- Interactive map of Delap Cemetery

Details
- Location: De Lap Lane, Campbell County, Tennessee
- Country: United States
- Coordinates: 36°21′01″N 84°09′43″W﻿ / ﻿36.3503934°N 84.1620820°W
- No. of graves: >150
- Find a Grave: Delap Cemetery

= Delap Cemetery =

Historic cemetery in Campbell County, Tennessee, US

Delap Cemetery (or De Lap Cemetery) is a Civil War cemetery located on De Lap Lane (off Ellison Road) in Campbell County, Tennessee. It contains the graves of approximately 150 Confederate soldiers who died while camped near the base of Pine Mountain in the Jacksboro, Tennessee, area. The cemetery also family members from the nearby community of De Lap.

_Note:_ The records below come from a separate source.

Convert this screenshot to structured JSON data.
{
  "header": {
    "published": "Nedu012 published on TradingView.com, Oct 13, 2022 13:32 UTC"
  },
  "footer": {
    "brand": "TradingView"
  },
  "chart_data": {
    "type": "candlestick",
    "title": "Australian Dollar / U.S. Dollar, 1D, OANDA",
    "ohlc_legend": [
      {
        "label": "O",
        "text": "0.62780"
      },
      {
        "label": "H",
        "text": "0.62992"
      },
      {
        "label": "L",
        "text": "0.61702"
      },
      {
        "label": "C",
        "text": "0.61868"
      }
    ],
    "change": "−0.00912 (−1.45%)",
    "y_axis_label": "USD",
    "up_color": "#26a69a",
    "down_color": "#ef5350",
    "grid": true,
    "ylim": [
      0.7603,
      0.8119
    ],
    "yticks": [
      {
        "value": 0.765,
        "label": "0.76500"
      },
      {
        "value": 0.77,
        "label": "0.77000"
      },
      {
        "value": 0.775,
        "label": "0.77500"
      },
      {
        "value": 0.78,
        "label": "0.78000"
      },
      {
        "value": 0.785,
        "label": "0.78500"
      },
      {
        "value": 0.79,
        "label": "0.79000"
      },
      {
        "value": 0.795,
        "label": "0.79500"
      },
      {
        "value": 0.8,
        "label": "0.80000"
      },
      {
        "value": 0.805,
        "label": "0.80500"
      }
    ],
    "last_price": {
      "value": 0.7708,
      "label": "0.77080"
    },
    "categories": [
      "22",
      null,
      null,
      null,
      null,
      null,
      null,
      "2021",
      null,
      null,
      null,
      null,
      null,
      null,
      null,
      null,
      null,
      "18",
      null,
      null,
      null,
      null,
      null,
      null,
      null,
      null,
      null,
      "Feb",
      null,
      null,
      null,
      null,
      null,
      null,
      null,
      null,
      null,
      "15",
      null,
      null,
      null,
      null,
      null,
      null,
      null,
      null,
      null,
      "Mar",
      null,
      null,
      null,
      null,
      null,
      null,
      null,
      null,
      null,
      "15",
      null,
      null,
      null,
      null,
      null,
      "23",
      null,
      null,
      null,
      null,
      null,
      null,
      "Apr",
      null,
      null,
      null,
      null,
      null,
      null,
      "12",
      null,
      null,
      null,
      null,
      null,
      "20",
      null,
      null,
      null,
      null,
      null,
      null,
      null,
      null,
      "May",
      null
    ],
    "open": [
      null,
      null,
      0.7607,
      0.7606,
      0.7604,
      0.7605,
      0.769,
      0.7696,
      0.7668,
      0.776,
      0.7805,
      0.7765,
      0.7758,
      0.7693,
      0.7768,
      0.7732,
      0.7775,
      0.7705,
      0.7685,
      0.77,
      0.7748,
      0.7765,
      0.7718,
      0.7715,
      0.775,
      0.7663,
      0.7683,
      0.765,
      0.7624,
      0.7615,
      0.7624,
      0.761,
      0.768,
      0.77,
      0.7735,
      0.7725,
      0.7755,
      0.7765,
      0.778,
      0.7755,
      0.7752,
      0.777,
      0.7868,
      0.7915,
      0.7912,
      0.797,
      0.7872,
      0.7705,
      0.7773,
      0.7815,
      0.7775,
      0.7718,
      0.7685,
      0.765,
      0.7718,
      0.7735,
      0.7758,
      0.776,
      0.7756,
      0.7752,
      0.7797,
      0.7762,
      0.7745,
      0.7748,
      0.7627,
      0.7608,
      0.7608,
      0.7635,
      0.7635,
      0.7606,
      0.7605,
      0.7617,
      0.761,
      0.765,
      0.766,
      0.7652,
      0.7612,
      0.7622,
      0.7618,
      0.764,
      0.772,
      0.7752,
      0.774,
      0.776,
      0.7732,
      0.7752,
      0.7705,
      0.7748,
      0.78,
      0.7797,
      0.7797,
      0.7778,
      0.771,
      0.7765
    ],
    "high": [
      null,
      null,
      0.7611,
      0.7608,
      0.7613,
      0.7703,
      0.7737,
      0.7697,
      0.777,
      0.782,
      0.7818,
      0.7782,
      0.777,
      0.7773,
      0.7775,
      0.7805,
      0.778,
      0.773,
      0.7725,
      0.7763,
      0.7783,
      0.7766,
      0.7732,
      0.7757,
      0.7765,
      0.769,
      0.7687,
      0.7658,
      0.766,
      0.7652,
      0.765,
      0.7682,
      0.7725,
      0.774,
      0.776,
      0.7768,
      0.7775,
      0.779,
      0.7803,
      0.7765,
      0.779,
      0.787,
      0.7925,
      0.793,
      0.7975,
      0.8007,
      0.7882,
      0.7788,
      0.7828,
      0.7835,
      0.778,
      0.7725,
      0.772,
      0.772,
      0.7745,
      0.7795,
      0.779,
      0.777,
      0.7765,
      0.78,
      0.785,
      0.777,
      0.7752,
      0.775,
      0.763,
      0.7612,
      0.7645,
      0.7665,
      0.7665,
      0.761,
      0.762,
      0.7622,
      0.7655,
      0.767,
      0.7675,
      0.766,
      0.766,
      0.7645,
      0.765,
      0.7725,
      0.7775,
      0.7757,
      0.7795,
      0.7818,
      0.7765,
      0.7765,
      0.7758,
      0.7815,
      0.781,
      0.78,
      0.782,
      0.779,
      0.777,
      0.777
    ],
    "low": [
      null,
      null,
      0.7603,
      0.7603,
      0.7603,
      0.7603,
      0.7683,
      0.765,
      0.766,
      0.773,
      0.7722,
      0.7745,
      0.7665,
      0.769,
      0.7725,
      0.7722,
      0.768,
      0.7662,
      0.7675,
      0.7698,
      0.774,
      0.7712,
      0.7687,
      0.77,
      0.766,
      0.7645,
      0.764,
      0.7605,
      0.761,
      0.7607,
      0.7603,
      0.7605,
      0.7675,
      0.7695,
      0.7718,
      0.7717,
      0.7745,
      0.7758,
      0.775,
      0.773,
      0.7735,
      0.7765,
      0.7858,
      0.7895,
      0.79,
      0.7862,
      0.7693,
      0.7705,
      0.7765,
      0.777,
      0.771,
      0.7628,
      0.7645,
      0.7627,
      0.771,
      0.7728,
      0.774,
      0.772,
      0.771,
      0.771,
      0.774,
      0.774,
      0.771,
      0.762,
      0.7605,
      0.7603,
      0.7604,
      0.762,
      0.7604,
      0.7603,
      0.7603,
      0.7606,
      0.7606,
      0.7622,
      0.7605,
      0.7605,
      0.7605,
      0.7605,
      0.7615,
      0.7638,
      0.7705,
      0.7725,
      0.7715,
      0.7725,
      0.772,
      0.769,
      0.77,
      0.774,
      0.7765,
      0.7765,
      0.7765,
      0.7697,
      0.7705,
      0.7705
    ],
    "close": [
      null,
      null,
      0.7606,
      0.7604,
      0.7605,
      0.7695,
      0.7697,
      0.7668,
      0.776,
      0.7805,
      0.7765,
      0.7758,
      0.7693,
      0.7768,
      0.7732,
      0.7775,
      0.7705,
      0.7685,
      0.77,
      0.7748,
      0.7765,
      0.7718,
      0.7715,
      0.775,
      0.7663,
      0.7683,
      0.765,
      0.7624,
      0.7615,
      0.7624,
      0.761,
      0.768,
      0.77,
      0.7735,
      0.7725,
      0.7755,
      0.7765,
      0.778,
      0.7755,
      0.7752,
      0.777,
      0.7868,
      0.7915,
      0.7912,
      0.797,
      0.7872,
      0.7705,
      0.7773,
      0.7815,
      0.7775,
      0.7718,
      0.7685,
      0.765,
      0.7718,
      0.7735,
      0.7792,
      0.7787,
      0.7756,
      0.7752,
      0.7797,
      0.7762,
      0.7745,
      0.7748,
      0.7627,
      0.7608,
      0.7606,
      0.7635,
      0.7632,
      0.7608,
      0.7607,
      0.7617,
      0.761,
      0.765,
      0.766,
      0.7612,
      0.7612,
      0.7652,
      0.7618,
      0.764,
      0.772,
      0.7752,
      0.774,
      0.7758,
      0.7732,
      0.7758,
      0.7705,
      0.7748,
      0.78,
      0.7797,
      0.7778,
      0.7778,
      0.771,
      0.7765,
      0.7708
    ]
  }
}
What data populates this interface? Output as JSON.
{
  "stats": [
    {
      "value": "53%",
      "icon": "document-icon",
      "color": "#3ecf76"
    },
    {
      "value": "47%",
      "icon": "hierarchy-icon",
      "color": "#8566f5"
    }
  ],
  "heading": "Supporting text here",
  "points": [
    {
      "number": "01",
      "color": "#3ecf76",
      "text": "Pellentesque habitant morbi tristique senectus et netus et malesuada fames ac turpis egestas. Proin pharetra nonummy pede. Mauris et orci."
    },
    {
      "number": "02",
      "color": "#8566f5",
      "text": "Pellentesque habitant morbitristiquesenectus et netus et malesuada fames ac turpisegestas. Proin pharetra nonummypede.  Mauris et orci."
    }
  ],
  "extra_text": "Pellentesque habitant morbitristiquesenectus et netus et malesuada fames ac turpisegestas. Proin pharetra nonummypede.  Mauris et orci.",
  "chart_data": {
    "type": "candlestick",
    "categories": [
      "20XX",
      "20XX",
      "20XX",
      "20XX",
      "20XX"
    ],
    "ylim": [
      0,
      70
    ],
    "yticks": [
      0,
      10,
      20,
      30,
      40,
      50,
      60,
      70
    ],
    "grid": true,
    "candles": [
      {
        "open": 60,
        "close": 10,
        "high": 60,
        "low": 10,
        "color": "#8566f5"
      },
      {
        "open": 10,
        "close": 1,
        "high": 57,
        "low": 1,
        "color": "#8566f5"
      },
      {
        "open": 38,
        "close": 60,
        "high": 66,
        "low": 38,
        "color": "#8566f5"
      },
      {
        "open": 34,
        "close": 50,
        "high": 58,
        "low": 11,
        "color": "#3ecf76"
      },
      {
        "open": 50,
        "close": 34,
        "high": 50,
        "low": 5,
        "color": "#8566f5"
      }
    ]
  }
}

The soldiers included members of North Carolina's 58th Regiment of the Confederate Army. The regiment had been formed at Camp Martin in Mitchell County, North Carolina. They had traveled from Cumberland Gap to Jacksboro, and were assigned to guard Big Creek Gap. There were approximately 1,000 soldiers camped at Jacksboro. In addition to North Carolina, there were soldiers from Tennessee and Alabama.

The cemetery was kept up until the 1960s, but had fallen into disrepair. While the plot of land was known to be a cemetery due to the sunken graves, knowledge that it was a military burial ground had been lost. Since Campbell County was strongly pro-Union in sentiment, there was no knowledge of a C.S.A. burial ground. However, a North Carolina descendant of one of the soldiers visited Campbell County in December 2002 and produced documents verifying the deaths of 50 soldiers at the base of Pine Mountain. After her visit, the local community began work to clear the cemetery.

Fifty military tombstones have been set up at the cemetery. Tennessee’s Sons of Confederate Veterans’ Longstreeet–Zollicoffer Camp # 87 raised the funds for the tombstones. The cemetery was rededicated on June 11, 2005.